All day long, and particularly in line, lots of Scouts and adults wore red “Make America Great Again” hats.
Once inside the venue, box lunches were given to each person. Free bottles of water were handed out to every attendee, since it was very hot and muggy. Luckily there was some light cloud cover and a brief sprinkle of rain to keep people cool while we waited on the grass.
The scouting organization was good at keeping the crowd entertained, as the Scouts stayed in their troop areas. Many patches were traded, and ice cream vendors did a land office business.
By 6 p.m. the stage was set. A man placed the presidential seal on the podium.
Around 6:20 we saw the presidential motorcade arrive, winding down the hill to the rear of the stage. The crowd frequently chanted: “We want Trump!” and “U! S! A!”
When Mr. Trump came on stage, he received a very warm welcome from the assembled Scouts. Thunderous applause and chanting of his name was a marvel to hear.
As he started his speech, Mr. Trump indicated he would set aside political differences for the evening, and instead talk about how to be successful. He mentioned that 10 of the members of his cabinet were Scouts, and brought on stage Secretary of the Interior Ryan Zinke, Secretary of Energy Rick Perry and Secretary of Health and Human Services Tom Price.
Other than the time I went to Washington to see a presidential inauguration with my family, I have not attended a live event where the President of the United States has spoken. I believe that the opportunity to see and hear the president is something everyone in our country should have. I also believe in respecting the office of the president.
Speaking to other scoutmasters in the audience as we waited for the president, I heard that some troops had talked seriously about not attending. Luckily, the scoutmasters I spoke to did not let this opportunity pass by. As I left the venue after the speech however, I saw a handful of troops that elected to not attend.

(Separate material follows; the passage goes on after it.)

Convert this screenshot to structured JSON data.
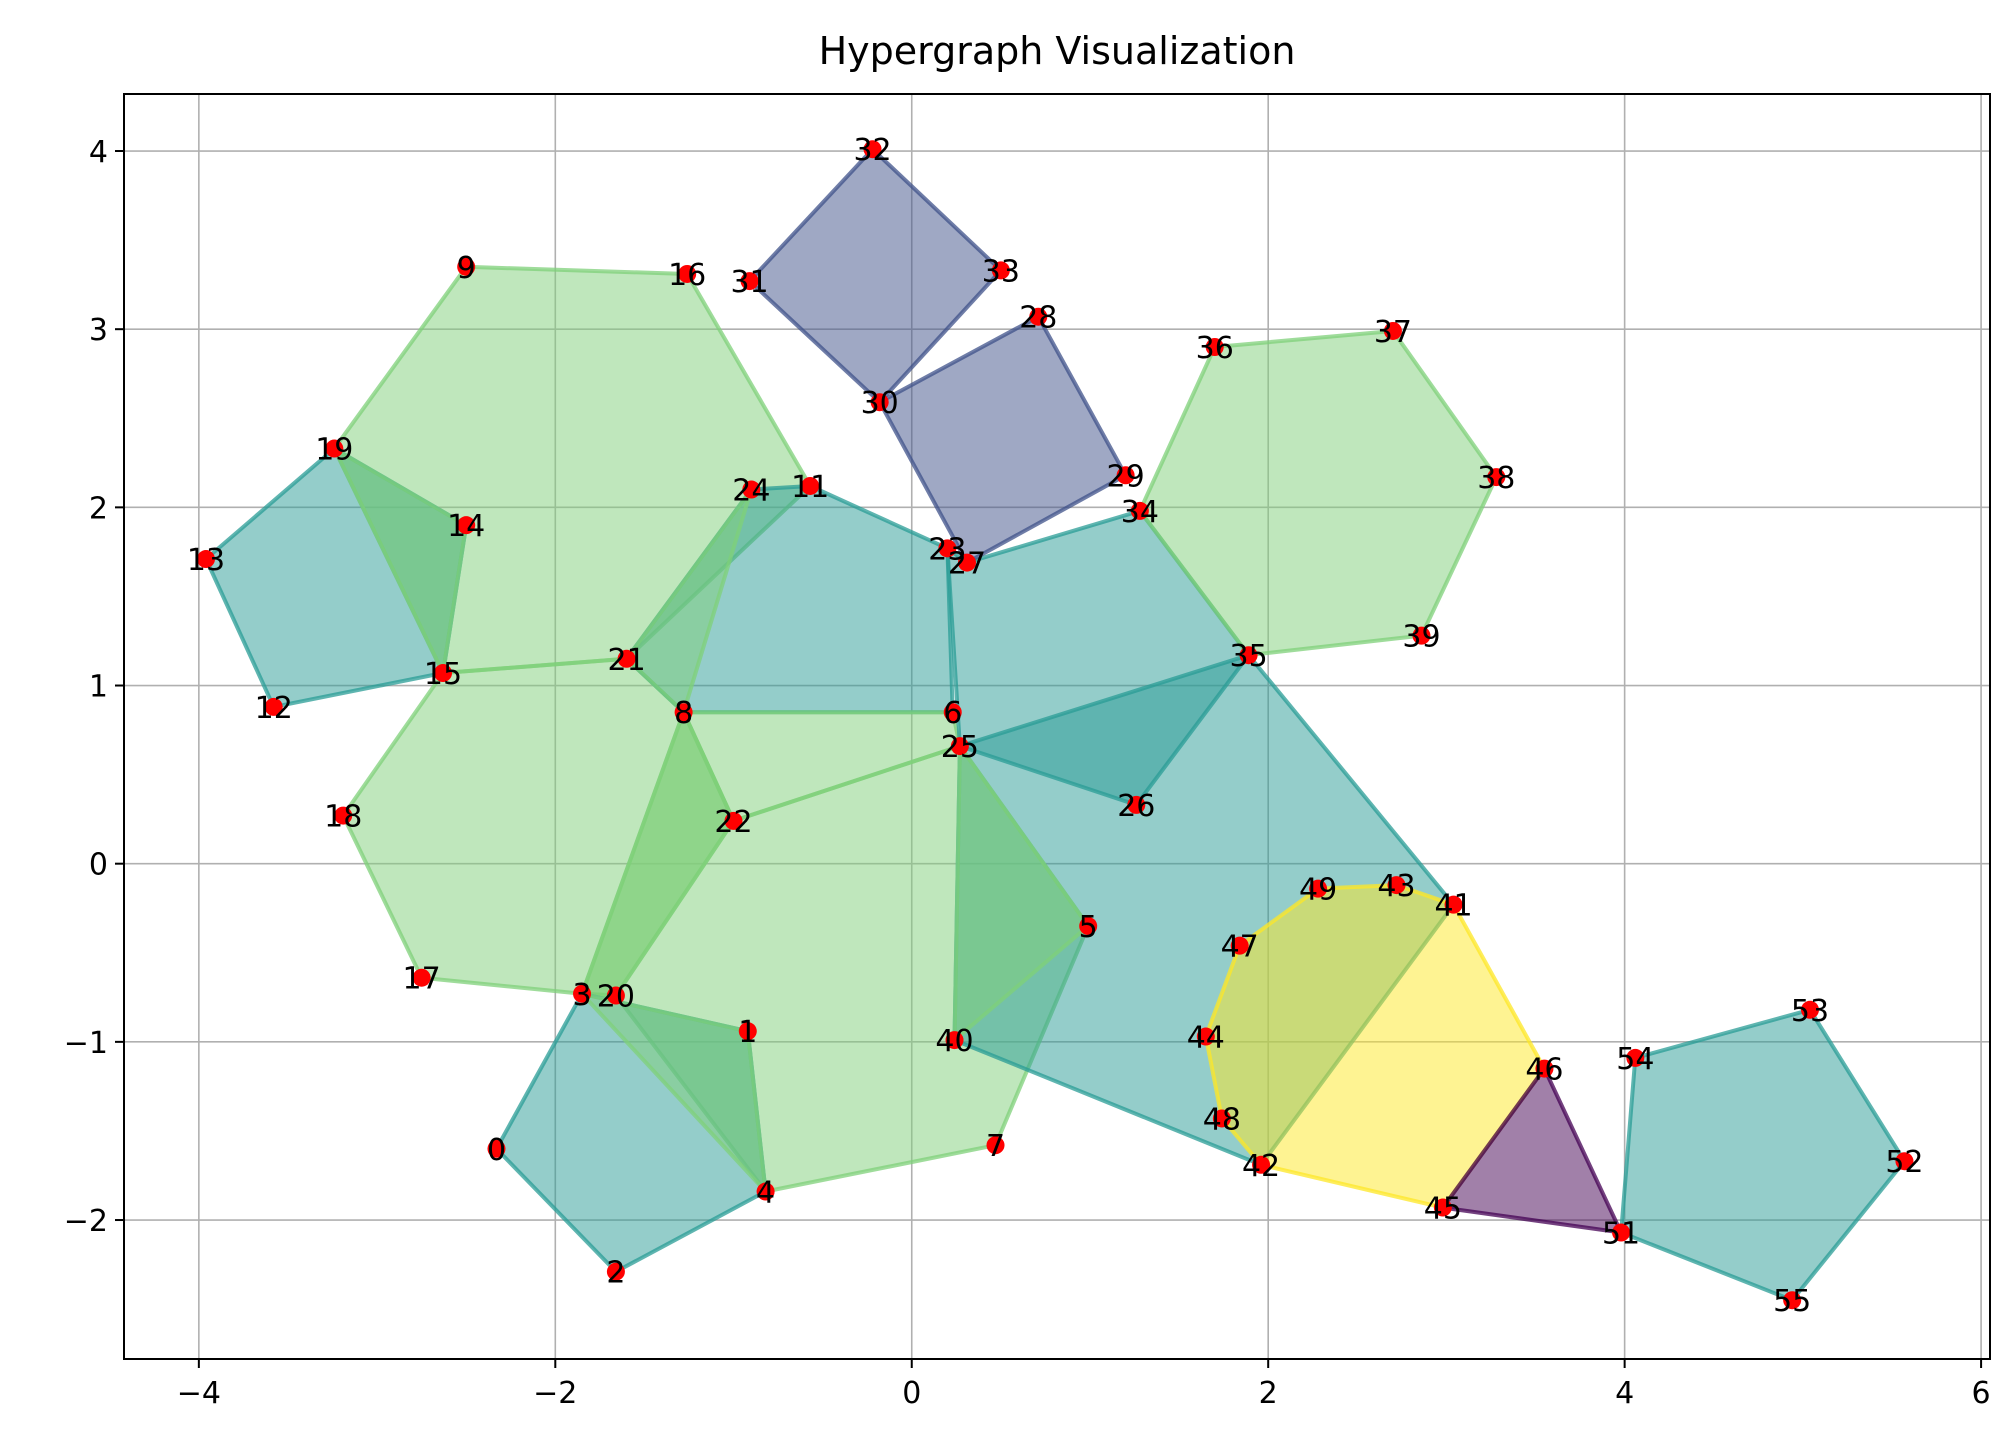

With a great start to President Trump’s speech, I had high hopes he would use it as an opportunity to inspire this largest collection of Scouts in the United States to do great things, and have scouting be a way to give them the skills they need.

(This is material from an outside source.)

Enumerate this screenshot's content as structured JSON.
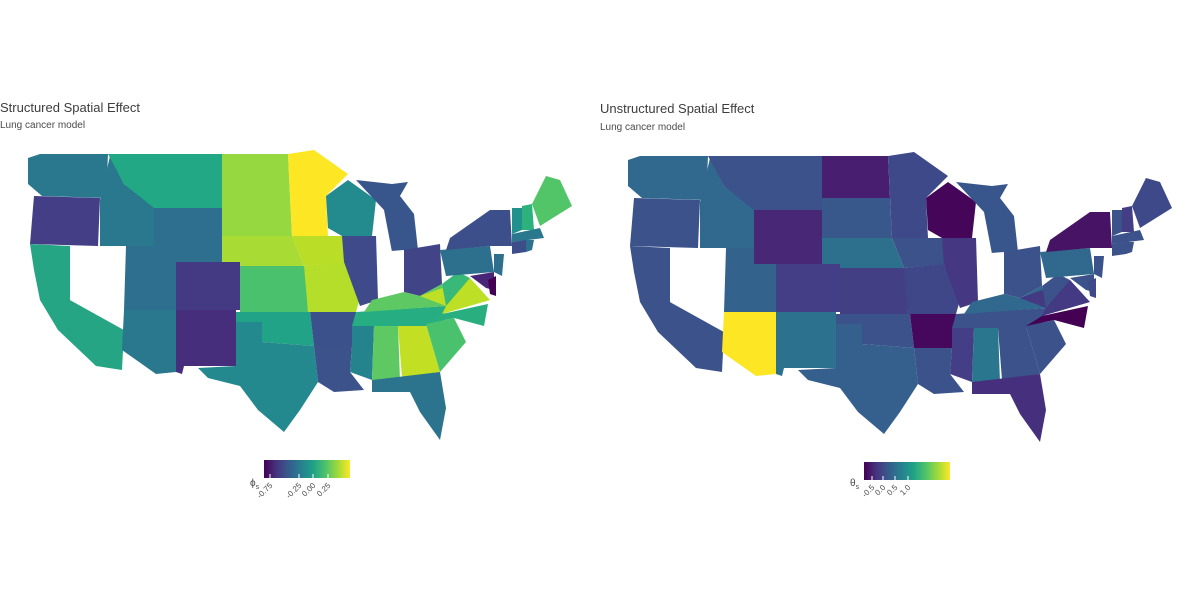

Unfortunately, President Trump moved to subjects of repealing Obamacare, “fake news,” and how well the economy and stock market are doing since his election.
The crowd welcomed most of President Trump’s comments with great cheers, although there was the occasional boo — in particular when President Trump mentioned that President Obama did not address a Jamboree. (Click below for the entire speech.)
I stood in the audience, trying to absorb what was going on around me. Was the crowd responding to the fact that they had the President of the United States speaking to them? Were they truly supportive of the policies being presented to them? A combination of these and other reasons? Am I out of touch with America?
On the walk home and in talking with the people with whom I’m working, the conversations were muted. A few people said they thought Trump did a great job. Others were more critical of his speech. But adults on both sides of the subject were remarkably unenthusiastic. It was almost as though the speech didn’t happen. It surprised me that there was not a great desire to talk about what we had just witnessed.
The experience for me was somewhat surreal. Being in the audience as the president addressed us is a great honor. Feeling the energy of the crowd — but not the motivation — made me feel out of place. Then, after having experienced what for many is a once-in-a-lifetime experience of seeing the president in person not be ebullient about it, was downright odd.
I hope to have more opportunities to participate in events of this nature, and hear leaders in their own words. I hope to be able to share these experiences with my family and friends. Most of all, I hope that we all grow as a result of these experiences.